And so the ceremony. It began with a speech by Czech Culture Minister Pavel Dostal at Terezin's culture centre. Dostal analysed the role of euphemism in the Holocaust, most embodied in the once enigmatic phrase the Final Solution. His speech was followed by an emotional performance of cello and piano, of compositions by Max Bruch and David Popper. Hundreds of Terezin survivors were present, many supported by younger family members. Rabbi Karol Sidon offered a prayer at the commemorative opening of the columbarium and morgue, in memory of those who died.
In an interview shortly before, the rabbi was adamant that the lessons of Terezin had never been properly learned.
"The idea that Terezin was good at least for one thing, in that people at least learned their lesson so that they would never do anything like that again, is very misleading, because during my lifetime alone there has been so much genocide, so much suppression of the miserable truth of what human beings truly are, and what they are capable of. There is a predominance of euphemisms which blind us to atrocities before our very eyes."
The rabbi's view is hardly surprising; although not everyone was as caustic. One survivor, Marta Kottova, sees hope in future generations. As a member of the Terezin Initiative she regularly organises trips for children to the former concentration camp, and claims her stories have a positive impact. She spoke fondly of those who helped her, when she was herself a child in the Terezin ghetto. It was one of the most impressive things about the reunion of the survivors, that old friends, and some new, could find anything positive to say about Terezin at all.
"I am one of the children who survived. Terezin represents my childhood for me. I was here with my mother and father, but there were many, many other wonderful people here as well, professors who risked their lives to teach us. If an SS officer had ever opened the door, the teachers would have immediately been shot. Today I try and teach children in schools the meaning of this sacrifice. At the end of the war many soldiers and intelligent people told me it was easy to fight with a gun, when compared to us, who had nothing to fight with but words."
Another survivor, Anna Hanusova had this to say:
"I think I learned here to be a human being, to be tolerant, because here, around me, were such high cultural people, who helped us to save not only our bodies, but our hearts and our souls."
Clearly, the legacy of Terezin reveals the strength and courage at the heart of the Jewish community, then and now. For Max Tiben the camp will always remain a graveyard: he lost his father there in 1943, and the rest of his family at Birkenau.
"For me this visit in Terezin is a memory for all the family because we have no graves, and my father died here in Terezin in '43, and my all family... I was the youngest and I survived. All the family went to Birkenau, and they all died there. So for me it is the memory for all the family."
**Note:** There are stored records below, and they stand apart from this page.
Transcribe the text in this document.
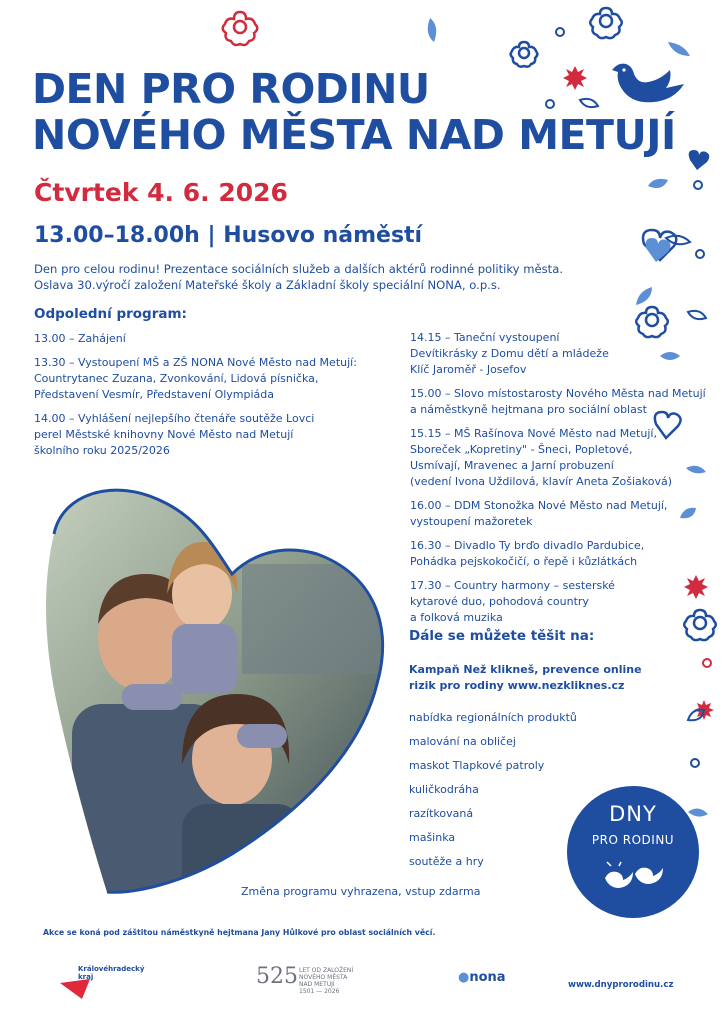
DEN PRO RODINU
NOVÉHO MĚSTA NAD METUJÍ
Čtvrtek 4. 6. 2026
13.00–18.00h | Husovo náměstí
Den pro celou rodinu! Prezentace sociálních služeb a dalších aktérů rodinné politiky města.
Oslava 30.výročí založení Mateřské školy a Základní školy speciální NONA, o.p.s.
Odpolední program:
13.00 – Zahájení
13.30 – Vystoupení MŠ a ZŠ NONA Nové Město nad Metují:
Countrytanec Zuzana, Zvonkování, Lidová písnička,
Představení Vesmír, Představení Olympiáda
14.00 – Vyhlášení nejlepšího čtenáře soutěže Lovci
perel Městské knihovny Nové Město nad Metují
školního roku 2025/2026
14.15 – Taneční vystoupení
Devítikrásky z Domu dětí a mládeže
Klíč Jaroměř - Josefov
15.00 – Slovo místostarosty Nového Města nad Metují
a náměstkyně hejtmana pro sociální oblast
15.15 – MŠ Rašínova Nové Město nad Metují,
Sboreček „Kopretiny" - Šneci, Popletové,
Usmívají, Mravenec a Jarní probuzení
(vedení Ivona Uždilová, klavír Aneta Zošiaková)
16.00 – DDM Stonožka Nové Město nad Metují,
vystoupení mažoretek
16.30 – Divadlo Ty brďo divadlo Pardubice,
Pohádka pejskokočičí, o řepě i kůzlátkách
17.30 – Country harmony – sesterské
kytarové duo, pohodová country
a folková muzika
Dále se můžete těšit na:
Kampaň Než klikneš, prevence online
rizik pro rodiny www.nezkliknes.cz
nabídka regionálních produktů
malování na obličej
maskot Tlapkové patroly
kuličkodráha
razítkovaná
mašinka
soutěže a hry
Změna programu vyhrazena, vstup zdarma
Akce se koná pod záštitou náměstkyně hejtmana Jany Hůlkové pro oblast sociálních věcí.
DNY
PRO RODINU
Královéhradecký
kraj	525 LET OD ZALOŽENÍ
NOVÉHO MĚSTA
NAD METUJÍ
1501 — 2026
●nona	www.dnyprorodinu.cz
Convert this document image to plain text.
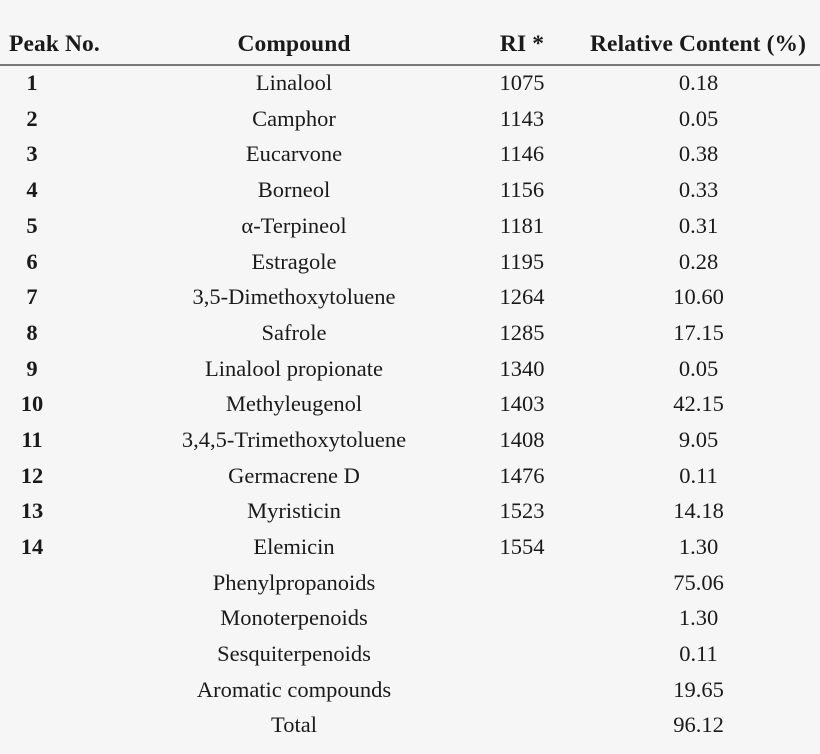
Peak No.	Compound	RI *	Relative Content (%)
1	Linalool	1075	0.18
2	Camphor	1143	0.05
3	Eucarvone	1146	0.38
4	Borneol	1156	0.33
5	α-Terpineol	1181	0.31
6	Estragole	1195	0.28
7	3,5-Dimethoxytoluene	1264	10.60
8	Safrole	1285	17.15
9	Linalool propionate	1340	0.05
10	Methyleugenol	1403	42.15
11	3,4,5-Trimethoxytoluene	1408	9.05
12	Germacrene D	1476	0.11
13	Myristicin	1523	14.18
14	Elemicin	1554	1.30
	Phenylpropanoids		75.06
	Monoterpenoids		1.30
	Sesquiterpenoids		0.11
	Aromatic compounds		19.65
	Total		96.12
Many others, however, refuse to speak about their experiences even today, they are simply unable: even sixty years is not enough to lessen the pain. But watching many of the survivors at a banquet in the afternoon, some laughing, telling stories among themselves, most approaching the day with remarkable vigour, one could not help but be impressed. Dr. Vojtech Blodik, deputy to the head of the Terezin Memorial, believes in the continued need for discussion of the Holocaust, as part of the healing process, and as a means of educating future generations.
"It is very important to meet the former prisoners, but not every former prisoner is ready to come back. It's a problem for many of them, I would say for most of them to speak about this history, but there are many active members of the Terezin Initiative, this is the organisation of former Terezin ghetto prisoners, who are talking with students, and with adults, and who are also working as historians. Their task is to preserve the memory of tens of thousands of victims."
And so remembrance of Terezin continues. Abraham Weingarten, whose wife was a survivor. put it most succinctly at the end of the day, and I chose to end Talking Point with his words.
"The Jewish people didn't lose only 6 million of our people, who perished, but actually Theresienstadt, here was concentrated the top of the elite of the Jewish culture in all over Europe, it is a terrible gap now, it is hard to describe, for the Jewish nation it was a mortal blow, not only physically but mentally and culturally. When you go through Terezin you see all what we lost as a Jewish nation, and not only as Jews actually, you take the Czechs themselves. How many people could contribute so much to the Czech culture? So, what can you say? What can you say?"